Onur Eker ve dedesi, bayramın birinci günü öğle saatlerinde kurbanlık koyunu kesmek için ahırdan çıkardı. Bu sırada kurbanlık koyun dağlık alana doğru kaçtı. Onur ve dedesi, koyunun peşinden gitti.

Dede Zühtü Erdoğan, geri dönerek kamyonetini alıp koyunun önüne geçmek için farklı bir yoldan gitti.

Onur Eker ise, dağlık alanda koyunla birlikte kayboldu. Erdoğan'ın yakınlarıyla yaptığı aramadan sonuç alınamayınca polis ve jandarmaya haber verildi. Sabah'ta yer alan habere göre, Arama - kurtarma ekipleri, bayramın ilk günü saat 15.00'ten itibaren arama faaliyeti başlattı.

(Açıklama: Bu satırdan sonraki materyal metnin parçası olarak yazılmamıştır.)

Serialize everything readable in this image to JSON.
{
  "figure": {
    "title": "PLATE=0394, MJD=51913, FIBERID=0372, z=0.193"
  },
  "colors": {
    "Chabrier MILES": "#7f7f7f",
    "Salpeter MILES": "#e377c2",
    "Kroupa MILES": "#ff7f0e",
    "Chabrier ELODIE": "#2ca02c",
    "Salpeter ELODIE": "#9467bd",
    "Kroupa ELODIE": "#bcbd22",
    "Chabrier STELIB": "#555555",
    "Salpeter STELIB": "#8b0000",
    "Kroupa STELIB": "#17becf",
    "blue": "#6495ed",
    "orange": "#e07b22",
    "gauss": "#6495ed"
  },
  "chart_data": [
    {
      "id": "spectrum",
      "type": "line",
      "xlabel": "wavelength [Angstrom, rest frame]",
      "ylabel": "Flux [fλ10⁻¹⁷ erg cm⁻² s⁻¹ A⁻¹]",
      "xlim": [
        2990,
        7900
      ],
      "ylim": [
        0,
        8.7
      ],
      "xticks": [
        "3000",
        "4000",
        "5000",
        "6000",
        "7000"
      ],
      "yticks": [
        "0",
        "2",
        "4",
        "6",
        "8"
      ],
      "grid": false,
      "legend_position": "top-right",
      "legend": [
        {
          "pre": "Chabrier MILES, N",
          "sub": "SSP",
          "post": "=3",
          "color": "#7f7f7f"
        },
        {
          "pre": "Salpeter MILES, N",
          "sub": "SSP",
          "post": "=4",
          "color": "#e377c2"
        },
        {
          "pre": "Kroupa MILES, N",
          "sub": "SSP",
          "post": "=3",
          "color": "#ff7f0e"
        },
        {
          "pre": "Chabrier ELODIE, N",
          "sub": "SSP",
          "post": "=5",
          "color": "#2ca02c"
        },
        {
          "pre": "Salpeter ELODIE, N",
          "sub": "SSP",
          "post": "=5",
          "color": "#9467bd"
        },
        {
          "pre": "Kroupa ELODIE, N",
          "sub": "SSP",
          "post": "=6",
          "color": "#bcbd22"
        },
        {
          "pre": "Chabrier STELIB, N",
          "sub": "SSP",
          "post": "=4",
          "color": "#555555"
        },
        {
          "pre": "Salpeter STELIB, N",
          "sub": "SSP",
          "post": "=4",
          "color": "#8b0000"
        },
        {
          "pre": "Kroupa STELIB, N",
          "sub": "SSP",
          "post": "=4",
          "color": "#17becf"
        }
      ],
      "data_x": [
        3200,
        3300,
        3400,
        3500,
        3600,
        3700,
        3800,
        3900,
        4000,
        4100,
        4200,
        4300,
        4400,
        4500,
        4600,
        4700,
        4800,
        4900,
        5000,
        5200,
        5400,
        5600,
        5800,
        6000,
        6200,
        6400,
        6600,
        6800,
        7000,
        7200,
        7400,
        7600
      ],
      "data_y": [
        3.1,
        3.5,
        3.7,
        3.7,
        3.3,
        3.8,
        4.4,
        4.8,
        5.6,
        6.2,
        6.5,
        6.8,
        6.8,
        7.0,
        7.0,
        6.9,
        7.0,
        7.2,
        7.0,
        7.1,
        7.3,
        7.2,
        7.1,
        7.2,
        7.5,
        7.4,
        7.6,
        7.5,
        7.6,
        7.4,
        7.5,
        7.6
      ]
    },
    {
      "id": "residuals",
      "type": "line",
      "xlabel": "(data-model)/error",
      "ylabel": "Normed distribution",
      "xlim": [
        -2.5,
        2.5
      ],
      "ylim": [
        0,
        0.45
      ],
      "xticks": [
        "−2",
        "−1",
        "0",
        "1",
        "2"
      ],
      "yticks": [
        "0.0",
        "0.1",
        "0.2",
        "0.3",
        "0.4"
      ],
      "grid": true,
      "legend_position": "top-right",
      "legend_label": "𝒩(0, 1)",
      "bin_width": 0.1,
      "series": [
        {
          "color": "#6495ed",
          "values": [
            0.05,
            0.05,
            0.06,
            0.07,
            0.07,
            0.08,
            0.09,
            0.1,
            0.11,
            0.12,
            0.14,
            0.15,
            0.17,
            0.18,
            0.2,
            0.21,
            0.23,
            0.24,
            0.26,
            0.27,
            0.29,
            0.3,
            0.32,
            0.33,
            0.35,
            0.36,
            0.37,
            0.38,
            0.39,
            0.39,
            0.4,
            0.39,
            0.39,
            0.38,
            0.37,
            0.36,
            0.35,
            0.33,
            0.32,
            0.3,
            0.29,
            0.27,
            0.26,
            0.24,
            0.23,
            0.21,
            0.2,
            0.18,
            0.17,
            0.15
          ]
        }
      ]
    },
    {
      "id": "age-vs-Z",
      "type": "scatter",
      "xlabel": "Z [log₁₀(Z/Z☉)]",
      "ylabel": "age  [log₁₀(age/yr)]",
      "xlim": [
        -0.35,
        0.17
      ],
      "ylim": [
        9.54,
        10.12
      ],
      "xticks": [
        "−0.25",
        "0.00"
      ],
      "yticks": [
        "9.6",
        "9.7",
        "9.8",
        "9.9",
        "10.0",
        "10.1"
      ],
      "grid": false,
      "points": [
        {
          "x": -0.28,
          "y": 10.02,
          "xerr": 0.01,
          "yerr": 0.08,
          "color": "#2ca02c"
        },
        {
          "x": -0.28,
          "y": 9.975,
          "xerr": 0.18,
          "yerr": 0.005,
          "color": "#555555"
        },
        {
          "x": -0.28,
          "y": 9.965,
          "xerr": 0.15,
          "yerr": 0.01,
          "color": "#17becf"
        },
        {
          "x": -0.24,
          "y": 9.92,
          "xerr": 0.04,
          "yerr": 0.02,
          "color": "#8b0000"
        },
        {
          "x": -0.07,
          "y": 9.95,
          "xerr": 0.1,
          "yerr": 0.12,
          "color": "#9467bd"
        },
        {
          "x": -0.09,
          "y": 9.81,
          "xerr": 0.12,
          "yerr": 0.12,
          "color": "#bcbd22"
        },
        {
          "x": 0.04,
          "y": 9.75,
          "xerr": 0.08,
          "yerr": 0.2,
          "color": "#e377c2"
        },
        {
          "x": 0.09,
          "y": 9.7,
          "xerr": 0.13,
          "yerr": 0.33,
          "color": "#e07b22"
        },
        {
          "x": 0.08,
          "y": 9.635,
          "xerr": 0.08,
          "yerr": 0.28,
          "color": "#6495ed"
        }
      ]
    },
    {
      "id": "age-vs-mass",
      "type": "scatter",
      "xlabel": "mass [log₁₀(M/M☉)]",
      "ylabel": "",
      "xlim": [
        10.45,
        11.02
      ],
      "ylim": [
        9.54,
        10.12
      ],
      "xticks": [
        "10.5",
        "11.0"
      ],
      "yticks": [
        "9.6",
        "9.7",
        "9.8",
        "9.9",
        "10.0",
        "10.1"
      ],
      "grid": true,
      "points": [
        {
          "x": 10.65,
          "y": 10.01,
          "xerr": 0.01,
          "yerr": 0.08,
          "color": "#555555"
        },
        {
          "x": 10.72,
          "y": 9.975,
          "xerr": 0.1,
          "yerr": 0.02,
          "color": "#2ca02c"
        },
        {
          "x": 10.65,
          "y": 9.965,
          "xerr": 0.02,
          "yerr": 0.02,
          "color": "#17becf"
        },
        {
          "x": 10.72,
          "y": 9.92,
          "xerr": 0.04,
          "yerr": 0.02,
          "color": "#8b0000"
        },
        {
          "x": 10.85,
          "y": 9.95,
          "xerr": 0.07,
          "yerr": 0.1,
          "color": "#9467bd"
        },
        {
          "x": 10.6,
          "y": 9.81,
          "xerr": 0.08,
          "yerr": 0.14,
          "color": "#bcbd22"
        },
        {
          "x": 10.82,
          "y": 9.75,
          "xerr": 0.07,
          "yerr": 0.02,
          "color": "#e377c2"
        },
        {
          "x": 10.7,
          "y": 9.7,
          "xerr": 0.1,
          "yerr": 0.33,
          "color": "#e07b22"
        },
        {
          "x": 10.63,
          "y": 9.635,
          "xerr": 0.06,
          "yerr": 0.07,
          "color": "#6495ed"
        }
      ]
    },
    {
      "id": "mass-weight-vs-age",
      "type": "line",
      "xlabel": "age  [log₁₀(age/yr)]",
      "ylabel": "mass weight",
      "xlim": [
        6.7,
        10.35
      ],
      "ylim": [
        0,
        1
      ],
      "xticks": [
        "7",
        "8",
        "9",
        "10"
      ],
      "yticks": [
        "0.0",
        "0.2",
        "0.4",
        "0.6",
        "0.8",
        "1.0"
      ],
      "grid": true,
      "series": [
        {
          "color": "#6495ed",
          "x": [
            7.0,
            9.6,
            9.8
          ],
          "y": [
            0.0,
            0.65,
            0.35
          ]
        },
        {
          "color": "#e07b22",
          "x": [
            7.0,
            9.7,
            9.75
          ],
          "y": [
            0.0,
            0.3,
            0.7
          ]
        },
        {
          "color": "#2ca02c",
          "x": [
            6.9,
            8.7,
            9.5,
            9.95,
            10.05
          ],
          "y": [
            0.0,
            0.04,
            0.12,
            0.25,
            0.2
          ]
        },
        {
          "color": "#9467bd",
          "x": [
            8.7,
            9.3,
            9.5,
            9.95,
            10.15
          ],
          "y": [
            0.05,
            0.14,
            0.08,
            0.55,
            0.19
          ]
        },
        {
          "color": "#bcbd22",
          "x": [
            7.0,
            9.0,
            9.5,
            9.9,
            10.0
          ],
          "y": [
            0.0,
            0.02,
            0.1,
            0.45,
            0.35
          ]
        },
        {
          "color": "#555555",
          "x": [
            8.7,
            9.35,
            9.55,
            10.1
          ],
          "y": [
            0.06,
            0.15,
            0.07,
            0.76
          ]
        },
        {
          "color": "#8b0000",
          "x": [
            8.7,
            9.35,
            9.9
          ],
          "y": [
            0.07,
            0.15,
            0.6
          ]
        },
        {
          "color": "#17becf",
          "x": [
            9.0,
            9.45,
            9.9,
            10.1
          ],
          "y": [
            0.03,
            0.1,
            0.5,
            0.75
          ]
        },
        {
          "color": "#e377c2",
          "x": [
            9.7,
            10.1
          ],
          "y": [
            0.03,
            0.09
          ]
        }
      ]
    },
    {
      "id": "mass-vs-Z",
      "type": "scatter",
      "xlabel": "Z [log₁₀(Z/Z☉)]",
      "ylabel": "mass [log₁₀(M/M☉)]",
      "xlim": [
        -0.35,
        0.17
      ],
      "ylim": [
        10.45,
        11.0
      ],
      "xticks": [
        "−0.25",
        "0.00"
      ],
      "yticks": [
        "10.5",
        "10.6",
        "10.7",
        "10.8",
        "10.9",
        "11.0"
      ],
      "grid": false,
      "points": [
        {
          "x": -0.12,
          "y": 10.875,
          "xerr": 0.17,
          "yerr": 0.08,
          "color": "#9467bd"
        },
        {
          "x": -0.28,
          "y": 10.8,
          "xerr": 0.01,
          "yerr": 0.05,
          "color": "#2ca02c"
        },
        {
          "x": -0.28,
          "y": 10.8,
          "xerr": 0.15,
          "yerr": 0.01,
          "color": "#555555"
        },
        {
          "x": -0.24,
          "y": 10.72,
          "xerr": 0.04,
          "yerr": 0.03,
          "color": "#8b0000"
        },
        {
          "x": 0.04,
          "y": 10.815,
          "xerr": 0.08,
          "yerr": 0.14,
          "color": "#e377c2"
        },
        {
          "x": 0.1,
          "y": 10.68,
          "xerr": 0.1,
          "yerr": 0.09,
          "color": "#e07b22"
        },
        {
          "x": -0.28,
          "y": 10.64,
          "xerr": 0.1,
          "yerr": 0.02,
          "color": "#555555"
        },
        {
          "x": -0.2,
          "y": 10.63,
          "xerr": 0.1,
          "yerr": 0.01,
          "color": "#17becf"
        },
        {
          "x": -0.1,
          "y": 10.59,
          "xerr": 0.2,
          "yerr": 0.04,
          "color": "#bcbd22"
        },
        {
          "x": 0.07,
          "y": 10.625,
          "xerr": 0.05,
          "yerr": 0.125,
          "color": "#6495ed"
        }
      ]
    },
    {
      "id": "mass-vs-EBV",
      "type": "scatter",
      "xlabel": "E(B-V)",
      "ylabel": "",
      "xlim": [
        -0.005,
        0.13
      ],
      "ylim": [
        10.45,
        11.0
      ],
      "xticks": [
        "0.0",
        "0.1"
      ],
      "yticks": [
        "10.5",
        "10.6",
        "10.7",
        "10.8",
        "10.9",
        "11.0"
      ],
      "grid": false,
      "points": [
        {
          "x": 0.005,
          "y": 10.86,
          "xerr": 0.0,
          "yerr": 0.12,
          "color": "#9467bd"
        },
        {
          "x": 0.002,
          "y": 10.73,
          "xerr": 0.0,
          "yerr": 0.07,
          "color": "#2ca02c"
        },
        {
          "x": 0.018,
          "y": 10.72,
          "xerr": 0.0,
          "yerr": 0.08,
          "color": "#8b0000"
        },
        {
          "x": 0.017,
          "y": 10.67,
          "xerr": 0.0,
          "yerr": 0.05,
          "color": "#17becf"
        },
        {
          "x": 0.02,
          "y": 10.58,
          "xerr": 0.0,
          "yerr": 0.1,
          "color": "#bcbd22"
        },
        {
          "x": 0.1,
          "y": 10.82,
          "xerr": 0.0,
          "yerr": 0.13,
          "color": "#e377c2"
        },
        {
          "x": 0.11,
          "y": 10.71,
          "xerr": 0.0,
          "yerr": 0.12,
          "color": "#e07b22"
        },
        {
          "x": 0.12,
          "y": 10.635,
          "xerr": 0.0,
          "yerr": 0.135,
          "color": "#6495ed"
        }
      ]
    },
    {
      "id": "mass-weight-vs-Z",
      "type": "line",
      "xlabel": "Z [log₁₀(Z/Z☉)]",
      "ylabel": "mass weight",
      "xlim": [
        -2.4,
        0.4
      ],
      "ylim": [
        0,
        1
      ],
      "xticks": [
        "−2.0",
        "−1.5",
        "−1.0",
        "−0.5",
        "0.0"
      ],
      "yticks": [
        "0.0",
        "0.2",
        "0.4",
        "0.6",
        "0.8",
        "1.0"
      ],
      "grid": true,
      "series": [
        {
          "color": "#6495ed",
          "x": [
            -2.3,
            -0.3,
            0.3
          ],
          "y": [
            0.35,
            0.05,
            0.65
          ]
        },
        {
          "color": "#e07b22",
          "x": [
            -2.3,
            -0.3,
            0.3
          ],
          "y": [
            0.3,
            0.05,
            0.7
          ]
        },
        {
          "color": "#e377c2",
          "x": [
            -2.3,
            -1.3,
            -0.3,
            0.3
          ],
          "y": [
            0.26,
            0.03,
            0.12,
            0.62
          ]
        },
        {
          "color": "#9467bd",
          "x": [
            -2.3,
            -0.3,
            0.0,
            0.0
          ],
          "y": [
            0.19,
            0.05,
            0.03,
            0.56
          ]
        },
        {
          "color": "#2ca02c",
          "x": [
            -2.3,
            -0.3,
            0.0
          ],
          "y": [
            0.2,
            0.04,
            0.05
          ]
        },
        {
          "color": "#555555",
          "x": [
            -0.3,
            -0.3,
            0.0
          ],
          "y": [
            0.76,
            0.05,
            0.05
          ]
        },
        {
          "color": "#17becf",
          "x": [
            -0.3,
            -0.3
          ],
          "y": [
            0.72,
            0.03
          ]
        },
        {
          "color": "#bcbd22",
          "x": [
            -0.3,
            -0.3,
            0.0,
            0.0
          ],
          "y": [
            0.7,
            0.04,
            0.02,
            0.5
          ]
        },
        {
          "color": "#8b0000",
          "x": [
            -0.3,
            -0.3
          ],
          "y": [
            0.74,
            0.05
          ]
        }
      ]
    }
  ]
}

Gece geç saatlere kadar süren aramalarda, kaybolan Onur Eker bulunamadı. Bayramın ikinci günü sabahın erken saatlerinde yeniden arama çalışması başlatılırken, havadan helikopter destekli yapılan çalışmalarda termal kamera ve drone kullanıldı. Yaklaşık 100 kişilik bir ekip tarafından gerçekleştirilen arama faaliyetine rağmen Onur'un izine rastlanılmadı.

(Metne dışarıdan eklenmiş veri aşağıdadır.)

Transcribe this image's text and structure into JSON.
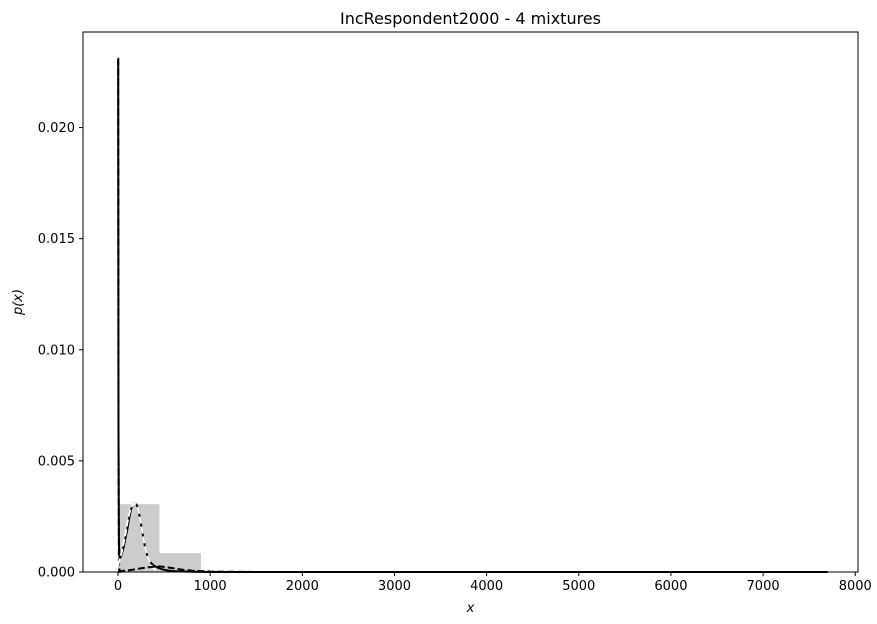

Bayramın üçüncü gününde de 100'ün üzerinde personelden oluşan arama kurtarma ekibi faaliyetlerini sürdürdü. Eker'in telefonunun şarjı bitmeden önce son sinyal verdiği noktadan itibaren başlanılan aramalar Sirkeli Mahallesi çevresinde devam etti.

Ekipler 3 günün toplamında helikopterle yapılan taramalar dahil yaklaşık 50 kilometrekarelik alan içerisinde arama faaliyetlerine devam ederken, akşam saatlerinde kurumuş bir dere yatağının kenarında Eker'in cansız bedenine ulaşıldı.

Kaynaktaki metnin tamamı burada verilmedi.